Facebook Spoliation Levels the eDiscovery Playing Field

When an individual or small company plaintiff litigates against deep-pocketed defendants, the eDiscovery burden and risk largely falls on the latter. In employment litigation for instance, the employer must collect, review and produce up to hundreds of thousands of emails and electronic documents, with the plaintiff-employee usually not required to do much at all. The reason for this is obvious, as typically the employer possesses nearly all of the relevant documents. Many individual Plaintiffs achieve knock-out punches by establishing spoliation by a corporate adversary, with Zubulake vs. UBS Warburg being just one of many examples.

However, as Federal District Court Judge Craig B. Shaffer noted last month in his Federal Courts Law Review article, social media can turn the tables. In his co-authored piece “Looking Past the Debate: Proposed Revisions to the Federal Rules of Civil Procedure,” 7 Fed. Cts. L. Rev. 178 (September, 2013), Judge Shaffer, as part of a broader analysis of the proposed amendments to the FRCP that affect eDiscovery, calls out the important new strategic dynamics of social media evidence:

“In the past, particularly in an asymmetrical case (such as a single employee discrimination action brought under Title VII), plaintiff’s counsel might have paid only fleeting attention to his or her client’s preservation obligation since it was presumed that the defendant employer had possession, custody or control of all the relevant ESI. That confidence may be misplaced, however, with the advent of social media. As one court recently observed, there is ‘no principled reason to articulate different standards for the discoverability of communications through email, text message, or social media platforms.’ A party is presumed to have control over their social networking accounts and relevant information on those sites is discoverable…Since the plaintiff controls when litigation commences, as well as the nature and scope of any claims asserted, a plaintiff’s attorney who does not take early and affirmative steps to preserve social media content risks spoliation sanctions.”
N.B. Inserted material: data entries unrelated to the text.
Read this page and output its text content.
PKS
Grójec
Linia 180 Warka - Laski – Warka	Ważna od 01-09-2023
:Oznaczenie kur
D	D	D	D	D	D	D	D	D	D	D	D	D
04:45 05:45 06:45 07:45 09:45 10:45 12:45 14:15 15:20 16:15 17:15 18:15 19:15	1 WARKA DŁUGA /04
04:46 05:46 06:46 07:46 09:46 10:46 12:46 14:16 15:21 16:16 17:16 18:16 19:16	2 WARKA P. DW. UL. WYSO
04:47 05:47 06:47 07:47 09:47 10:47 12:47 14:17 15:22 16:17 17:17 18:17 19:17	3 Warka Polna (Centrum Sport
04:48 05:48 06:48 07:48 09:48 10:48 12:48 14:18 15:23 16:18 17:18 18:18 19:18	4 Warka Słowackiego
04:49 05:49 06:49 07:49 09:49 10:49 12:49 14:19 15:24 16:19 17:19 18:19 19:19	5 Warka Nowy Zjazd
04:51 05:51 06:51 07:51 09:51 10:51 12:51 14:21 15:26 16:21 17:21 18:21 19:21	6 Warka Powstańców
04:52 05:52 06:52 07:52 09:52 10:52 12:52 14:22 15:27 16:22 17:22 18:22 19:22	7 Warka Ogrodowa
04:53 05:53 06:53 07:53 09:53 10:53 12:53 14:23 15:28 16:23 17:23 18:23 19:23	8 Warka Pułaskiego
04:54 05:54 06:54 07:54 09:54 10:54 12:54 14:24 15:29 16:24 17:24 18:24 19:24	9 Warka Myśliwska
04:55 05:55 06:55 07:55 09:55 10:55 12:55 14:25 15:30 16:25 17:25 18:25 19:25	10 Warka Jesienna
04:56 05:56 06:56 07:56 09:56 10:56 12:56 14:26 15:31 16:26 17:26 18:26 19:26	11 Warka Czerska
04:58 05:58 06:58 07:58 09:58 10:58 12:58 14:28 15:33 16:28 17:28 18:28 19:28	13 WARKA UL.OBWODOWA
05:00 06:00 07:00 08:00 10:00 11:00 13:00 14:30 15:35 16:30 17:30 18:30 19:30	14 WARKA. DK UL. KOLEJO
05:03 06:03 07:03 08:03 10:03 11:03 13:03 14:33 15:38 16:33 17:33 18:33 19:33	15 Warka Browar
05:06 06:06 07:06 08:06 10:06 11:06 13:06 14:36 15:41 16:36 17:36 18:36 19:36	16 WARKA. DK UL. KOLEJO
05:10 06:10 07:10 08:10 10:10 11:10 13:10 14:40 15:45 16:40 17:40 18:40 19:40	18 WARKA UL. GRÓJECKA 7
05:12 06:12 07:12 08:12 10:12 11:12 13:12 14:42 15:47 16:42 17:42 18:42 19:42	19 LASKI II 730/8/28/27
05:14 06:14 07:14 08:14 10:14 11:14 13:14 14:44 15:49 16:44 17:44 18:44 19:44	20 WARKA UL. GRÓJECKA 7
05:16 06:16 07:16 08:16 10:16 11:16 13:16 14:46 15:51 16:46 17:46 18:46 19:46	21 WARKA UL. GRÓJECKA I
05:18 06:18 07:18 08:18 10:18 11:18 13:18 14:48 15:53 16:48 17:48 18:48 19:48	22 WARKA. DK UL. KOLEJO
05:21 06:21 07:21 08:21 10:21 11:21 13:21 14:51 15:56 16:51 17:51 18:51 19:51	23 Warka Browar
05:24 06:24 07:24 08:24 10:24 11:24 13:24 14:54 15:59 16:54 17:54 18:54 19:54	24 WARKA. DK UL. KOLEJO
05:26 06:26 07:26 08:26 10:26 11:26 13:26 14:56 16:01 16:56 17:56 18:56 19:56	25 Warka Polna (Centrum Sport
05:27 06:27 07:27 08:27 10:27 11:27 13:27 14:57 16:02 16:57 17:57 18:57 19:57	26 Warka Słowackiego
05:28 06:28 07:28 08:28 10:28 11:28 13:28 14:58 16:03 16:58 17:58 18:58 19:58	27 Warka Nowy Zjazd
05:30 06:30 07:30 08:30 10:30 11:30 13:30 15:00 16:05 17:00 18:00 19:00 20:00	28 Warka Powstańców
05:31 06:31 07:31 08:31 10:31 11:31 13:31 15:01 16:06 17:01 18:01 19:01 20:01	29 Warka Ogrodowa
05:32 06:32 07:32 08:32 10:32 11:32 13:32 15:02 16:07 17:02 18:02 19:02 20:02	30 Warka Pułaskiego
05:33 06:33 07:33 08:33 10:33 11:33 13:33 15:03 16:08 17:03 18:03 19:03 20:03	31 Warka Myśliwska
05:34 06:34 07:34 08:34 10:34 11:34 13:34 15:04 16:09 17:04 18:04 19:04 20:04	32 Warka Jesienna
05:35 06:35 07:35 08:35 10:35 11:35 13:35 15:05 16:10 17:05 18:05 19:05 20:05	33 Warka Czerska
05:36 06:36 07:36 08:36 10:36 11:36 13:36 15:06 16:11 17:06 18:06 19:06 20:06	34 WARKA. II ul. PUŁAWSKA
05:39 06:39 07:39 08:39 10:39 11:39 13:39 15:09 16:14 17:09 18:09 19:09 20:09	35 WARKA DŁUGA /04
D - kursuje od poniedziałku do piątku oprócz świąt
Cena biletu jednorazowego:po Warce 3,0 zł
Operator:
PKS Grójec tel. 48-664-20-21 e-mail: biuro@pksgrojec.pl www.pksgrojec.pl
The most notable case involving social media spoliation so far this year is Gatto v. United Air Lines, Inc., 2013 WL 1285285, (D.N.J. Mar. 25, 2013). In Gatto, a JetBlue employee filed a personal injury suit, alleging United’s negligence caused a set of fueler stairs to crash into him. Gatto claimed that his injuries rendered him permanently disabled and that his disability limited his physical and social activities. United sought discovery of Gatto’s social media accounts, but Gatto refused to comply and deactivated his account. The court ultimately awarded United an adverse inference instruction based on Gatto’s failure to preserve his Facebook account and his intentional destruction of evidence. (See also, Cajamarca v. Regal Entertainment Group, 2012 WL 3782437, (E.D.N.Y. Aug. 31, 2012) (plaintiff’s counsel sanctioned for failing to advise client to preserve Facebook communications); Katiroll Co., Inc. v. Kati Roll and Platters, Inc., 2011 WL 3583408, (D.N.J. Aug. 3, 2011) (court finds party failed to preserve trademark-infringing Facebook profile and ordered remediation to original state to enable production).

And then there is of course Lester v. Allied Concrete Company, where the Plaintiff’s attorney blithely instructed his client to rid his Facebook page of damaging evidence, resulting in what many attorneys believe is the most severe eDiscovery court sanction imposed upon a lawyer. However, for every situation like the Lester case where relevant social media is brought to the forefront, there are presumably many others where important social media evidence is overlooked by attorneys and their service providers who do not include social media as part of their standard eDiscovery preservation checklist. As it is now established that social media is highly relevant as evidence, it is important that attorneys, paralegals, eDiscovery consultants and investigators proactively seek out such evidence from their clients, witnesses and opponents alike, and include its investigation in their standard processes and checklists. Many courts and legal experts have now weighed in to establish that professional standards of care require it.